Deformalisation would break down the sense of obligation as well. Patrons visit concert halls to appreciate music, and it would take sheer musical butchery to leave the goal unfulfilled. Changing attitudes to accomodate pursuing amusement instead of appreciation carries a bonus: if a patron comes to be amused and is not indulged, his time and money is being wasted. If Michael Richards can’t get away with disregarding his audience, why should your favourite local orchestra? Booing and showing displeasure towards repulsive contemporary music is the only way for a crowd to communicate its sentiments of the moment. You can’t write a letter from the mezzanine, and even the laziest slob with some musical sense has a say.
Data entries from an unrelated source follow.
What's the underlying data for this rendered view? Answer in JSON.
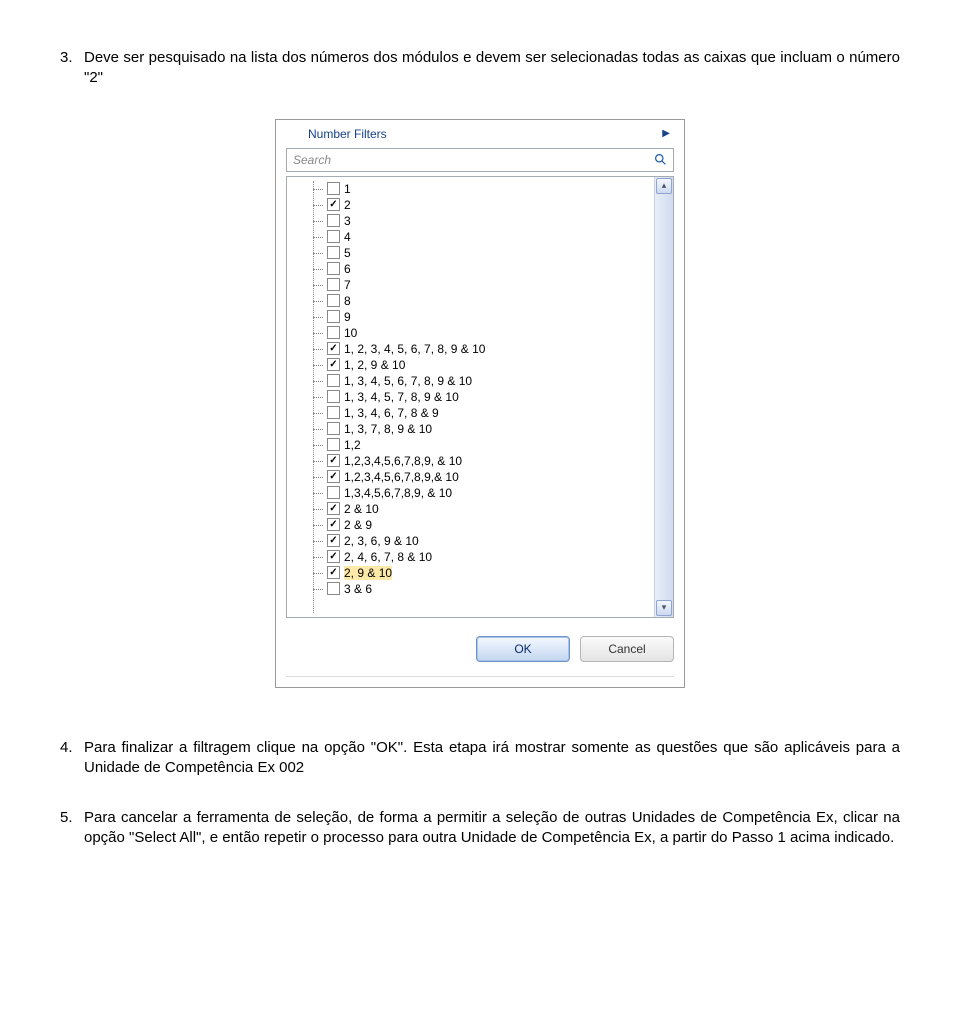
{
  "paragraphs": {
    "p3_num": "3.",
    "p3_text": "Deve ser pesquisado na lista dos números dos módulos e devem ser selecionadas todas as caixas que incluam o número \"2\"",
    "p4_num": "4.",
    "p4_text": "Para finalizar a filtragem clique na opção \"OK\". Esta etapa irá mostrar somente as questões que são aplicáveis para a Unidade de Competência Ex 002",
    "p5_num": "5.",
    "p5_text": "Para cancelar a ferramenta de seleção, de forma a permitir a seleção de outras Unidades de Competência Ex, clicar na opção \"Select All\", e então repetir o processo para outra Unidade de Competência Ex, a partir do Passo 1 acima indicado."
  },
  "filter": {
    "number_filters_label": "Number Filters",
    "search_placeholder": "Search",
    "items": [
      {
        "label": "1",
        "checked": false
      },
      {
        "label": "2",
        "checked": true
      },
      {
        "label": "3",
        "checked": false
      },
      {
        "label": "4",
        "checked": false
      },
      {
        "label": "5",
        "checked": false
      },
      {
        "label": "6",
        "checked": false
      },
      {
        "label": "7",
        "checked": false
      },
      {
        "label": "8",
        "checked": false
      },
      {
        "label": "9",
        "checked": false
      },
      {
        "label": "10",
        "checked": false
      },
      {
        "label": "1, 2, 3, 4, 5, 6, 7, 8, 9 & 10",
        "checked": true
      },
      {
        "label": "1, 2, 9 & 10",
        "checked": true
      },
      {
        "label": "1, 3, 4, 5, 6, 7, 8, 9 & 10",
        "checked": false
      },
      {
        "label": "1, 3, 4, 5, 7, 8, 9 & 10",
        "checked": false
      },
      {
        "label": "1, 3, 4, 6, 7, 8 & 9",
        "checked": false
      },
      {
        "label": "1, 3, 7, 8, 9 & 10",
        "checked": false
      },
      {
        "label": "1,2",
        "checked": false
      },
      {
        "label": "1,2,3,4,5,6,7,8,9, & 10",
        "checked": true
      },
      {
        "label": "1,2,3,4,5,6,7,8,9,& 10",
        "checked": true
      },
      {
        "label": "1,3,4,5,6,7,8,9, & 10",
        "checked": false
      },
      {
        "label": "2 & 10",
        "checked": true
      },
      {
        "label": "2 & 9",
        "checked": true
      },
      {
        "label": "2, 3, 6, 9 & 10",
        "checked": true
      },
      {
        "label": "2, 4, 6, 7, 8 & 10",
        "checked": true
      },
      {
        "label": "2, 9 & 10",
        "checked": true,
        "highlight": true
      },
      {
        "label": "3 & 6",
        "checked": false
      }
    ],
    "ok_label": "OK",
    "cancel_label": "Cancel"
  }
}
In hindsight, my reforms produce an amusing double-edged sword of theatre-going. On one hand, I insist people should go to have fun and listen casually. On the other hand, consider the responsibility of booing down bad music, preventing it from reaching future music appreciation classes in which it shouldn’t belong. If the partition bothers you, throwing chairs always speaks louder than words!

Butt Loop

Tuesday, May 13th, 2008

Artist unknown. I’ve always questioned the wisdom of certain programming keywords (for? try? catch? bunt?), so a puerile programming language makes just as much sense…maybe more.

Butt Loop


UPDATE: Much changes in a year. About February 2009 I added the webcomic Saturday Morning Breakfast Cereal to my daily RSS rounds. Revisiting this post today (almost May 2009), I immediately recognise the art as being from said comic. Another loose end tied up.

The Farts of Chairman Mao

Friday, May 9th, 2008

My farts are socialist farts. They have to be fragrant.

Mao Tse-Tung

The current generation is woefully unaware of who Mao Tse-Tung was. 70 million people died from starvation and warfare under his command, which makes Stalin’s Gulag Archipelago blanche in comparison. Even if that number refuses to stick in Americans’ heads, I at least pray that people learn that, well, Mao was kind of a dick, too. I recommend Mao: The Unknown Story (Chang & Halliday) for detail on the man’s background. It takes no time at all for the authors to show that he was 1/3 sociopath, 1/3 lazy, 1/3 blockhead. With a bonus 1% dedicated to scatalogical.